Book Synopsis Selves in Time and Place by : Debra Skinner
Download or read book Selves in Time and Place written by Debra Skinner and published by Rowman & Littlefield. This book was released on 1998 with total page 360 pages. Available in PDF, EPUB and Kindle. Book excerpt: Recently anthropology has turned to accounts of persons-in-history/history-in-persons, focusing on how individuals and groups as agents both fashion and are fashioned by social, political, and cultural discourses and practices. In this approach, power, agency, and history are made explicit as individuals and groups work to constitute themselves in relation to others and within and against sociopolitical and historical contexts. Contributors to this volume extend this emphasis, drawing upon their ethnographic research in Nepal to examine closely how selves, identities, and experience are produced in dialogical relationships through time in a multi-ethic nation-state and within a discourse of nationalism. The diversity of peoples, recent political transformations, and nation-building efforts make Nepal an especially rich locale to examine people's struggles to define and position themselves. But the authors move beyond geographical boundaries to more theoretical terrain to problematicize the ways in which people recreate or contest certain identities and positions. Various authors explore how people_positioned by gender, ethnicity, and locale_use cultural genres to produce aspects of identities and experiences; they examine how subjectivities, agencies and cultural worlds co-develop and are shaped through engagement with cultural forms; and they portray the appropriation of multiple voices for self and group formation. As such, this collection offers a richly textured and complex accounting of the mutual constitution of selves and society.
Book Synopsis Selected Essays on the Anthropology of Nepal by : Dilli Ram Dahal
Download or read book Selected Essays on the Anthropology of Nepal written by Dilli Ram Dahal and published by . This book was released on 2015 with total page 201 pages. Available in PDF, EPUB and Kindle. Book excerpt:
Book Synopsis Sensory Biographies by : Prof. Robert R. Desjarlais
Download or read book Sensory Biographies written by Prof.
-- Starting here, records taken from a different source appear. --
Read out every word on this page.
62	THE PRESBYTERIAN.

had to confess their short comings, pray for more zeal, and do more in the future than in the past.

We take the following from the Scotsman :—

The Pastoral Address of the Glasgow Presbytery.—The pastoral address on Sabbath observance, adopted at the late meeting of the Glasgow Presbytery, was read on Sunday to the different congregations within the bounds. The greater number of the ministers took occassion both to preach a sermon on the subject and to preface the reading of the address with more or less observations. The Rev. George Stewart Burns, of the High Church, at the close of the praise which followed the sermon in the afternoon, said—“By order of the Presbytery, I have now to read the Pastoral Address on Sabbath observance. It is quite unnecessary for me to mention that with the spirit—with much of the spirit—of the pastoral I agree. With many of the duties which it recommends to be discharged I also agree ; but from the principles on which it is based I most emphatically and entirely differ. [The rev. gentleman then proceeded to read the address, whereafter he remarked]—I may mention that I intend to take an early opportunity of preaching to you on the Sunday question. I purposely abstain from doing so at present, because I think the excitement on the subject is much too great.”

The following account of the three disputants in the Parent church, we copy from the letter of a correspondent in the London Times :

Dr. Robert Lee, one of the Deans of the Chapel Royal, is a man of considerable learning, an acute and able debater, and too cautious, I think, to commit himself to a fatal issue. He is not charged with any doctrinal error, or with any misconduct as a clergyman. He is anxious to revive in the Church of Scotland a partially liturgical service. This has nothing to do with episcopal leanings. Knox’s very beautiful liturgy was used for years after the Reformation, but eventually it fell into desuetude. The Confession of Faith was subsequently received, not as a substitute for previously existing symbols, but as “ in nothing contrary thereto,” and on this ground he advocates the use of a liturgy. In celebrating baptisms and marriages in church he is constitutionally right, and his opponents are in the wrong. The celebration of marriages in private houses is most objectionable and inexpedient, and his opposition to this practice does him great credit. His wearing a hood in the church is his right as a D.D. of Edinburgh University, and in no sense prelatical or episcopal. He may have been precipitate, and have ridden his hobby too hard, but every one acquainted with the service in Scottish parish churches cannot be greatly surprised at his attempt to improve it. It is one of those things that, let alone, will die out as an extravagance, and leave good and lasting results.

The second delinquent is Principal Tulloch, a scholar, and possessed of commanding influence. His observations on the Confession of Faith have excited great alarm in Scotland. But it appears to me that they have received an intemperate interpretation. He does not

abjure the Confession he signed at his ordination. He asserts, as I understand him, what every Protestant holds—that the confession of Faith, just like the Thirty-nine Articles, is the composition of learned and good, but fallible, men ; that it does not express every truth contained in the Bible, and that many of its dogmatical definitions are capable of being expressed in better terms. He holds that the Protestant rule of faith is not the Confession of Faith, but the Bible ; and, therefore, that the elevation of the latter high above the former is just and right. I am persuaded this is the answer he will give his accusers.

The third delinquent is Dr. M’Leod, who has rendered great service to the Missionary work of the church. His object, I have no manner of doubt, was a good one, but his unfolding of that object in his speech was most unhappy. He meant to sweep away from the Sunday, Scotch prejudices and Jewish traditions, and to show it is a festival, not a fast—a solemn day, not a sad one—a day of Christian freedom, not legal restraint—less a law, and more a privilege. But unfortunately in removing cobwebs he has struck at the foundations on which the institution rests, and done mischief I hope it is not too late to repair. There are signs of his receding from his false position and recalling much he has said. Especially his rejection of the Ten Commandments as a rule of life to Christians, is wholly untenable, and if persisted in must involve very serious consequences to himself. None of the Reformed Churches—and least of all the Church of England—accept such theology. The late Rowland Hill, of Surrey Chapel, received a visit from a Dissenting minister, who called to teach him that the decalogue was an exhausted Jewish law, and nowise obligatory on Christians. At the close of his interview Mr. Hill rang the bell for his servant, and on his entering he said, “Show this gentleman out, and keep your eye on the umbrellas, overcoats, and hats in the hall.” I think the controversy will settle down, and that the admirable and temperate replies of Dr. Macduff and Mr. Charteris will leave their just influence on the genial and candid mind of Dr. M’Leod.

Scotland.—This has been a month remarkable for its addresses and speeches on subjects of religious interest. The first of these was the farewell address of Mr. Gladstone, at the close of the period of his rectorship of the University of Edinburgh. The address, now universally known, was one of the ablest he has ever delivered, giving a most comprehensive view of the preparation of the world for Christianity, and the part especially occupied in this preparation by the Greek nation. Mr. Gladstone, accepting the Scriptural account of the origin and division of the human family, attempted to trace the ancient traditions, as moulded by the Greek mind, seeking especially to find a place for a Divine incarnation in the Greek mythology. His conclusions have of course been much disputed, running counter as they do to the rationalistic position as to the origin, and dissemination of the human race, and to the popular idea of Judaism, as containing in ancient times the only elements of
Robert R. Desjarlais and published by Univ of California Press. This book was released on 2003-03-03 with total page 408 pages. Available in PDF, EPUB and Kindle. Book excerpt: Robert Desjarlais's graceful ethnography explores the life histories of two Yolmo elders, focusing on how particular sensory orientations and modalities have contributed to the making and the telling of their lives. These two are a woman in her late eighties known as Kisang Omu and a Buddhist priest in his mid-eighties known as Ghang Lama, members of an ethnically Tibetan Buddhist people whose ancestors have lived for three centuries or so along the upper ridges of the Yolmo Valley in north central Nepal. It was clear through their many conversations that both individuals perceived themselves as nearing death, and both were quite willing to share their thoughts about death and dying. The difference between the two was remarkable, however, in that Ghang Lama's life had been dominated by motifs of vision, whereas Kisang Omu's accounts of her life largely involved a "theatre of voices." Desjarlais offers a fresh and readable inquiry into how people's ways of sensing the world contribute to how they live and how they recollect their lives.